Musée de beaux arts

Jack Kerouac/Quebec

Such wonderful passion in the words the music and the performances Thursday night at the Musée National de Beaux Arts.http://www.jazzaquebec.ca/ Again that identity/language theme.  Kerouac's family was part of the migration of Québecois  to states like Maine and Massachusetts, people seeing work and finding it in textile mills, factories.

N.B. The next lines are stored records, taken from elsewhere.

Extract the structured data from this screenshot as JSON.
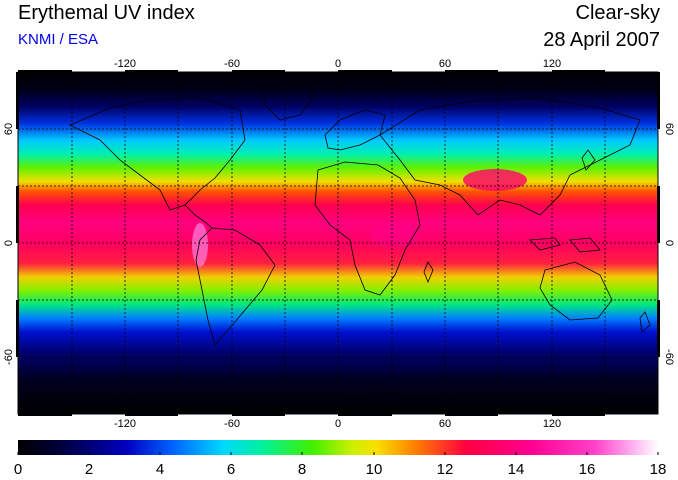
{
  "header": {
    "title": "Erythemal UV index",
    "organization": "KNMI / ESA",
    "condition": "Clear-sky",
    "date": "28 April 2007"
  },
  "map": {
    "projection": "equirectangular",
    "lon_range": [
      -180,
      180
    ],
    "lat_range": [
      -90,
      90
    ],
    "lon_ticks": [
      "-120",
      "-60",
      "0",
      "60",
      "120"
    ],
    "lat_ticks_left": [
      "60",
      "0",
      "-60"
    ],
    "lat_ticks_right": [
      "60",
      "0",
      "-60"
    ],
    "graticule": "dashed every 30 degrees",
    "feature": "UV index field with coastlines",
    "palette": [
      "#000000",
      "#000040",
      "#0000c0",
      "#0060ff",
      "#00d8ff",
      "#00f0a0",
      "#40f000",
      "#c8f000",
      "#f8e000",
      "#ff8000",
      "#ff0040",
      "#ff0090",
      "#ff40c8",
      "#ffb0f0",
      "#ffffff"
    ]
  },
  "colorbar": {
    "min": 0,
    "max": 18,
    "labels": [
      "0",
      "2",
      "4",
      "6",
      "8",
      "10",
      "12",
      "14",
      "16",
      "18"
    ]
  }
}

Normand Guilbeault,http://normandguilbeault.com/ described as a vrai kerouackian, created a show - Visions of Kerouac, that included his quartet, with himself on stand-up bass, the words of Kerouac and Patrice Desbiens, visual collages on the backdrop --including images from Kerouac's life, and a terrific actor, Nicolas Landré http://www.nicolaslandre.com/nl.html who read, spoke, scatted, sang. What a talented, committed bunch. And drinks! Mexico City blues containing a melange of unlikely ingredients, very alcoholic except for the shot of orange juice and the shot... bien sûr.. de sirop d'érable. Started with a letter Kerouac, Ti-Jean, wrote to a Québec newspaper, in which he was thankful for an insightful review and apologetic for his inability to write good French. And ended with a song that everyone in the audience knew, except for me.

Normand G shaped the show around the longing for identity, and, to me, the sustaining chord was the connection with language. Language, the house where you live.